Brehaut e Brown examinaram três locais onde incêndios queimaram nas últimas duas décadas na floresta boreal – fronteira da tundra no norte de Yukon. Dois locais ficavam perto de Eagle Plains e o terceiro um pouco mais ao sul, a oeste de Dawson. Todos os lugares eram frios, com temperatura máxima média de 14°C em julho, caindo para -27°C em janeiro.
Surpreendentemente, apesar do clima mais quente e da terra recém-limpa, os botânicos não encontraram mais mudas no solo queimado em comparação com locais não queimados. Claramente, algo complicado estava acontecendo. Na discussão, Brehaut e Brown discutem as condições que as mudas enfrentam e sugerem que, em vez de fornecer uma cama confortável, os trechos limpos criam condições mais extremas.
O verão pode ser difícil para as sementes. As manchas queimadas são mais escuras, assim como as armadilhas de calor, o que significa que no verão o solo esquenta mais nas áreas queimadas. Isso deve ser uma boa notícia, pois é mais energia para as plantas usarem, mas também pode estar secando o solo, levando à dessecação. O que as sementes ganham com o calor, perdem com a sede.
Esse não é o único problema que as sementes enfrentam. Os cientistas olham além da estação de crescimento para entender por que as mudas não crescem, observando as condições no outro final do ano.
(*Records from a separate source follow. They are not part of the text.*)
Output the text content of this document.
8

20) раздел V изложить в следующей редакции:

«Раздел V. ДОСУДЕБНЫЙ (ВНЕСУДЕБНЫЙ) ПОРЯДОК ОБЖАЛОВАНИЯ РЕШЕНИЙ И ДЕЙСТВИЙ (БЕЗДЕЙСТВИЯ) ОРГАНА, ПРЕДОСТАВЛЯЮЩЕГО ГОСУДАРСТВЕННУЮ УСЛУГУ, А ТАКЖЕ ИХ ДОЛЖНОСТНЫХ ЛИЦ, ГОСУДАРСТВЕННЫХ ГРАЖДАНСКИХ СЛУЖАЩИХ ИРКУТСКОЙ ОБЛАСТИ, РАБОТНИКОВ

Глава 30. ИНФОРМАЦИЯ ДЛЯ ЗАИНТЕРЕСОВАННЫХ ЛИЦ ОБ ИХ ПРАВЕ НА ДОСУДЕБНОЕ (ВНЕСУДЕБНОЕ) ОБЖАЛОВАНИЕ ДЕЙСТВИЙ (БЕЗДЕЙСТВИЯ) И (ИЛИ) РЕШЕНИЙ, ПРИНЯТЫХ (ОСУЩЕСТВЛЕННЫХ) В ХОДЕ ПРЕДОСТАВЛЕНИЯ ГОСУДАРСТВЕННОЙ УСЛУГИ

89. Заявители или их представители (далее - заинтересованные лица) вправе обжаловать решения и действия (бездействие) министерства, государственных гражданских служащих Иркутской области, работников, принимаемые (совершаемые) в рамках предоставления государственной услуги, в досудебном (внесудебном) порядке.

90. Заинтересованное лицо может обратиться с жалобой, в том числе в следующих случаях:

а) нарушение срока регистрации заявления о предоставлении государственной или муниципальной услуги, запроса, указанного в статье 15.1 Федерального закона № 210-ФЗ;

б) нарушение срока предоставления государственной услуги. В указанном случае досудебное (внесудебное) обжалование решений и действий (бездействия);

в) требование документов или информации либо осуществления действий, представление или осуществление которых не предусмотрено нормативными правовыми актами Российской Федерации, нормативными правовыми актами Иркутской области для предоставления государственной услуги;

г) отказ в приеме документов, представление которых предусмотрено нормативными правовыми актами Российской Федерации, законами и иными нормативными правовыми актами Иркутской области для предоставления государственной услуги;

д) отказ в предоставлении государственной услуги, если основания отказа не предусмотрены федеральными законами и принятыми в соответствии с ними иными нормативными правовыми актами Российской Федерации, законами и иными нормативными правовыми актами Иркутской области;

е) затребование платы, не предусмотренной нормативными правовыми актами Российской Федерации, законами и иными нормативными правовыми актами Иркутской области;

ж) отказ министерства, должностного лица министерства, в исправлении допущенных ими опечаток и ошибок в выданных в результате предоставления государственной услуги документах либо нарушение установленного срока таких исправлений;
No inverno, as coisas mudam e os trechos queimados ficam mais frios do que os vizinhos não queimados. Isso parece estranho. Por que solos mais quentes se tornariam mais frios? A resposta é neve. Nos locais não queimados, há muita vegetação para prender a neve à medida que ela cai e se espalha. Isso cria uma manta isolante que protege o solo embaixo do pior do frio.
Para os trechos queimados, a neve ainda cai. No entanto, como o solo é relativamente nu, ele pode se afastar, deixando o solo relativamente exposto ao frio. Brehaut e Brown descobriram que em áreas queimadas, o solo tinha mais dias abaixo de zero e, portanto, quaisquer sementes no solo tinham condições mais severas para lidar.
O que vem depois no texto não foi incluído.